Graduates of the city’s high-poverty high schools are getting into college, but without the ACT scores required for a merit scholarship.  Most underprepared students enroll in community college, but don’t earn a degree or a career certification. When their federal Pell aid runs out, they find themselves without the credential or skills to get a decent job.

This year, because of the coronavirus lockdowns, many high school graduates are considering taking a gap year rather than starting college with no guarantee of face-to-face classes.

However, “the pandemic was not even on the horizon when the two school networks set a launch date for Next Level NOLA,” writes Hawkins.

But with COVID-19 shutting down options for young adults, the program will be especially timely, says Rhonda Dale, who is leaving her job as principal of Collegiate’s Abramson Sci Academy to start it.

Colleges and universities are waiving entrance exams and admitting candidates who in a normal year might not have been competitive applicants — which is not necessarily a good thing, she says: “I’m still afraid students are going to go set themselves up for an experience they’re not going to be successful at, and they’re not going to qualify for financial aid, so they’re going to take out loans to go to a university now because they can get in.

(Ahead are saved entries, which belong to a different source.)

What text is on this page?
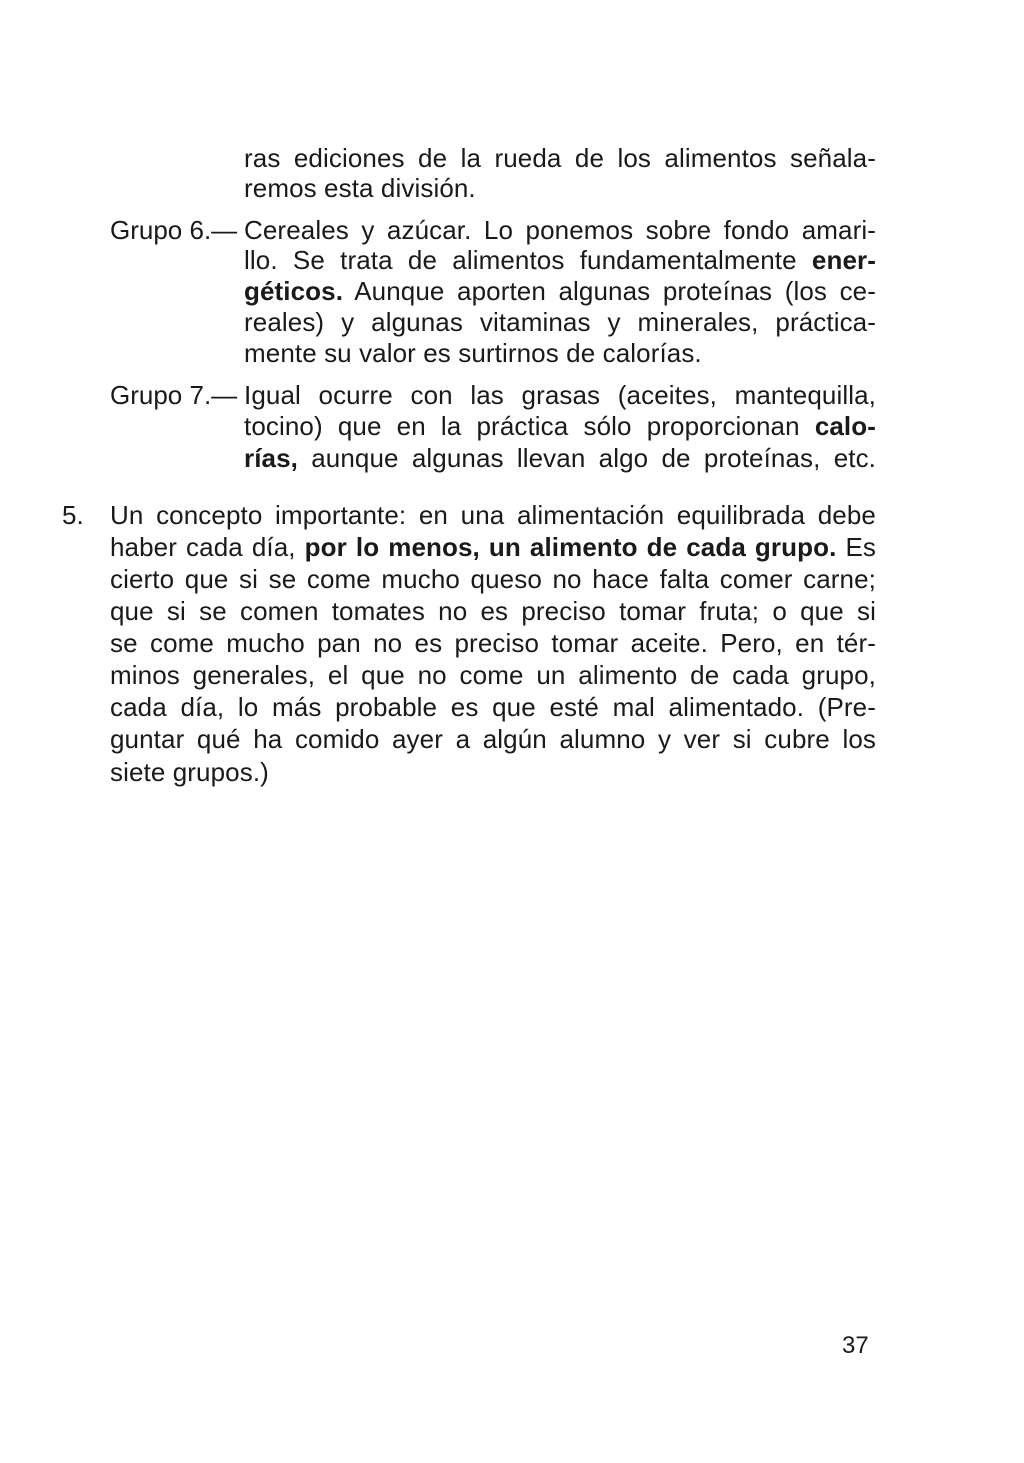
ras ediciones de la rueda de los alimentos señala-
remos esta división.
Grupo 6.— Cereales y azúcar. Lo ponemos sobre fondo amari-
llo. Se trata de alimentos fundamentalmente ener-
géticos. Aunque aporten algunas proteínas (los ce-
reales) y algunas vitaminas y minerales, práctica-
mente su valor es surtirnos de calorías.
Grupo 7.— Igual ocurre con las grasas (aceites, mantequilla,
tocino) que en la práctica sólo proporcionan calo-
rías, aunque algunas llevan algo de proteínas, etc.
5. Un concepto importante: en una alimentación equilibrada debe
haber cada día, por lo menos, un alimento de cada grupo. Es
cierto que si se come mucho queso no hace falta comer carne;
que si se comen tomates no es preciso tomar fruta; o que si
se come mucho pan no es preciso tomar aceite. Pero, en tér-
minos generales, el que no come un alimento de cada grupo,
cada día, lo más probable es que esté mal alimentado. (Pre-
guntar qué ha comido ayer a algún alumno y ver si cubre los
siete grupos.)
37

Dale hopes the 100 participants, known as fellows, will be able to meet in person starting in August. They’ll take online college classes at Southern New Hampshire University, with intensive support, and work to raise their ACT scores and earn scholarships. In addition, they’ll work to earn a vocational certificate in health care management, education or business and participate, if possible, in mentoring and internship opportunities.

“In the beginning, we’ll do an orientation with them as well, create a five-year plan and goals and map out that, and then backwards-plan their year with us to set them on a pathway for achieving that five-year plan,” says Dale. “That could include going straight to work after they do Next Level NOLA into a career or a technical high-wage/high-demand career.”

Nationally, community college success rates are low. Many students aren’t ready for college-level courses or work so many hours to support themselves that they have little time for classes. Those who start college with a plan are more likely to succeed.

A “certificate in a high-demand field, such as health care, often can give a student a toehold in a career where they have the potential of qualifying for increasingly good jobs,” writes Hawkins. “Certified nursing assistants, for example, are likely to earn enough to support themselves while continuing on for a nursing degree.”

Louisiana is funding Next Level NOLA and smaller pilots run by school districts to help fill the skills gap, writes Hawkins. “Slightly more than half of new Louisiana jobs now require a certificate or a community or technical college degree, yet only 31 percent of working-age residents have an associate’s degree or higher.”